Assembly Speaker Anthony Rendon, who announced the formation of a bipartisan committee charged with finding ways the state can reduce gas prices, promised lawmakers will “stand up to the profiteers abusing a historic situation to suck profits from Californians’ wallets.”
There “is no excuse for the actions of those who pin California drivers down with a foot on our necks and a hand in our pockets,” he said.
The committee will commence its enormous waste of time and public resources within weeks.
The story behind high gas prices begins with a president who as a candidate said “I guarantee you we’re going to end fossil fuel,” then while in office actively obstructed energy projects. Not long after taking his oath, Joe Biden almost immediately shut down new oil and gas leases on federal lands and in waters, eventually killed the Keystone XL pipeline project, and a little more than a year ago “suspended all activities related to the implementation of the Coastal Plain Oil and Gas Leasing Program in the Arctic National Wildlife Refuge” that President Donald Trump had approved.
Then just days ago, Biden Energy Secretary Jennifer Granholm highlighted the administration’s policy incoherence when she told CNN that “today we need” the supply of gasoline to increase, then added but “of course in five or 10 years, actually in the immediate, we are also pressing on the accelerator if you will to move toward clean energy so that we don’t have to be under the thumb of petro-dictators.”
In other words, oil companies are expected to boost their output today, then right away begin dismantling their operations — because the White House says so.
Investors are not unaware of the administration’s agenda, nor are oil company executives. Why capitalize an industry that the White House wants to put out of business? Why bother with expensive and often long-term repairs, upgrades and new construction when the president tells the world “we’re going through an incredible transition” that will lead us to be “less reliant on fossil fuels”?
Consequently, production falls and with no corresponding drop in demand, prices have to rise. Talk about profiteering and “ripping off California consumers” is just so much meaningless yammering.

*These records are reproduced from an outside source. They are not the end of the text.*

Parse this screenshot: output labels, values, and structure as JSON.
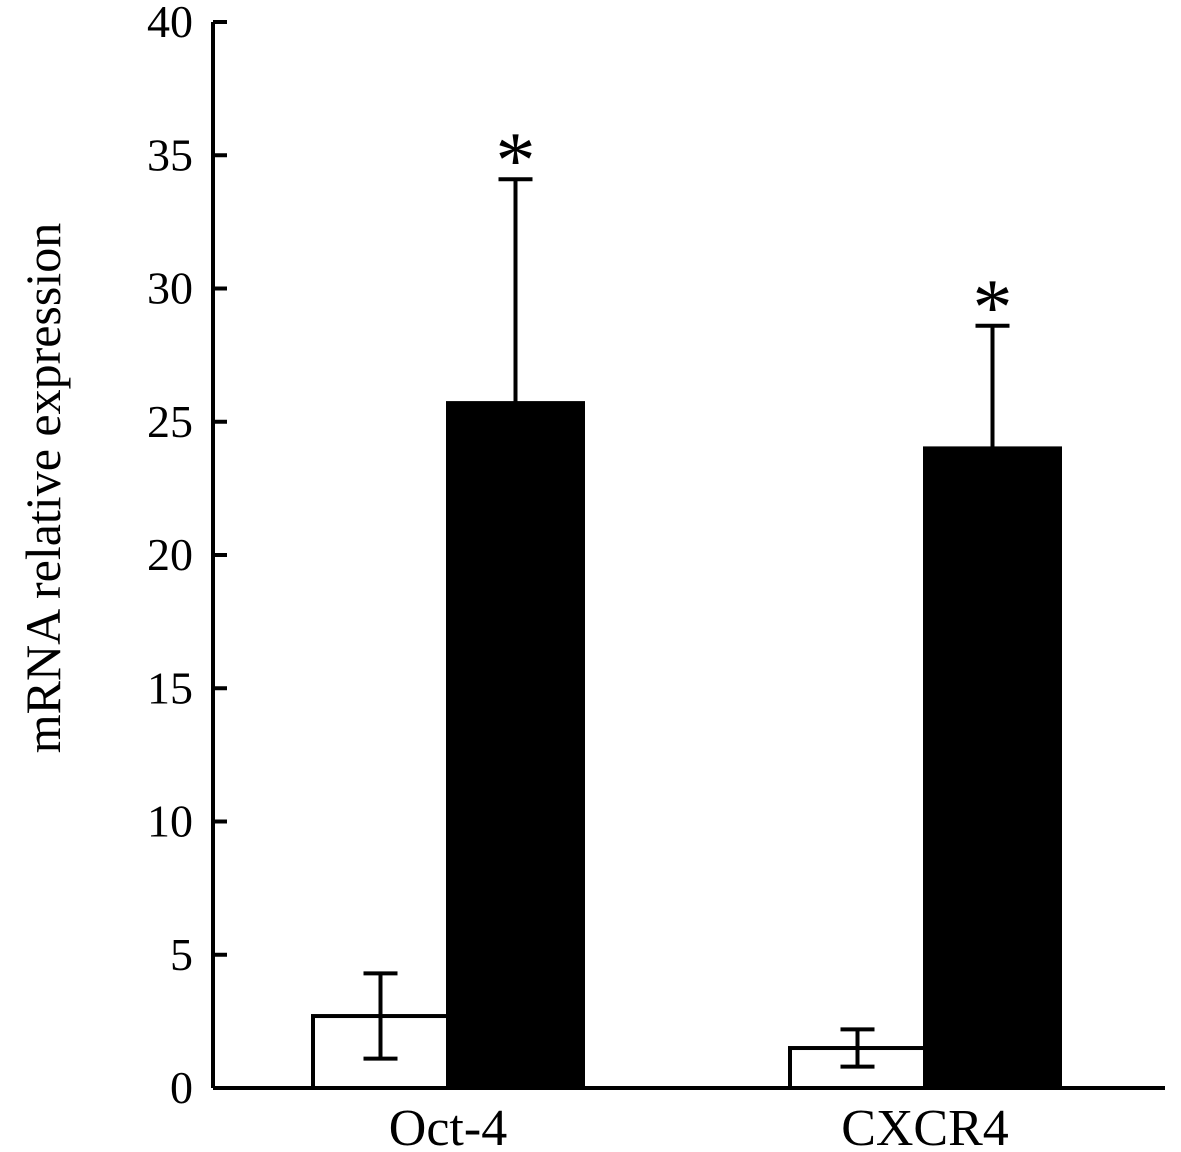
{
  "chart_data": {
    "type": "bar",
    "title": "",
    "xlabel": "",
    "ylabel": "mRNA relative expression",
    "ylim": [
      0,
      40
    ],
    "yticks": [
      0,
      5,
      10,
      15,
      20,
      25,
      30,
      35,
      40
    ],
    "categories": [
      "Oct-4",
      "CXCR4"
    ],
    "series": [
      {
        "fill": "#ffffff",
        "stroke": "#000000",
        "values": [
          2.7,
          1.5
        ],
        "errors": [
          1.6,
          0.7
        ]
      },
      {
        "fill": "#000000",
        "stroke": "#000000",
        "values": [
          25.7,
          24.0
        ],
        "errors": [
          8.4,
          4.6
        ]
      }
    ],
    "annotations": [
      {
        "text": "*",
        "category": 0,
        "series": 1
      },
      {
        "text": "*",
        "category": 1,
        "series": 1
      }
    ],
    "grid": false,
    "legend": "none"
  }
}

While the Biden administration’s policies have affected the entire country, California has a set of problems all its own, beginning with motor fuel taxes. At 68 cents a gallon, this state has the country’s highest gasoline tax. On July 1, another 2.8 cents was added to each gallon to pay for Senate Bill 1, the $52 billion road repair legislation that has increased gas taxes every year since 2019.
But that’s only at the surface of a problem that goes far deeper.
For instance, the state’s cap-and-trade program now adds 24 cents to a gallon of gasoline, according to the Western States Petroleum Association, while the California Carbon Fuel Standard loads on more than 22 cents per gallon.
Then there is the reformulated fuel blend, mandated by the state Air Resources Board which is more expensive to produce than conventional fuels. Its additional costs — 10 to 15 cents a gallon — are passed on to drivers in the same way that other policy-caused costs are dropped on consumers.
Though it might seem as if a point of desperation has been reached, more punishment is ahead for Californians. Gov. Gavin Newsom has adopted a policy that has both immediate and future effects: Late last year, as prices were climbing, he called for a ban on all drilling in the state that holds more crude reserves than all but three other states — yet is seventh in oil production — by 2045.
Even though they know why prices are so steep, lawmakers will carry out their charade, and line up the usual suspects. They will blame anyone but themselves.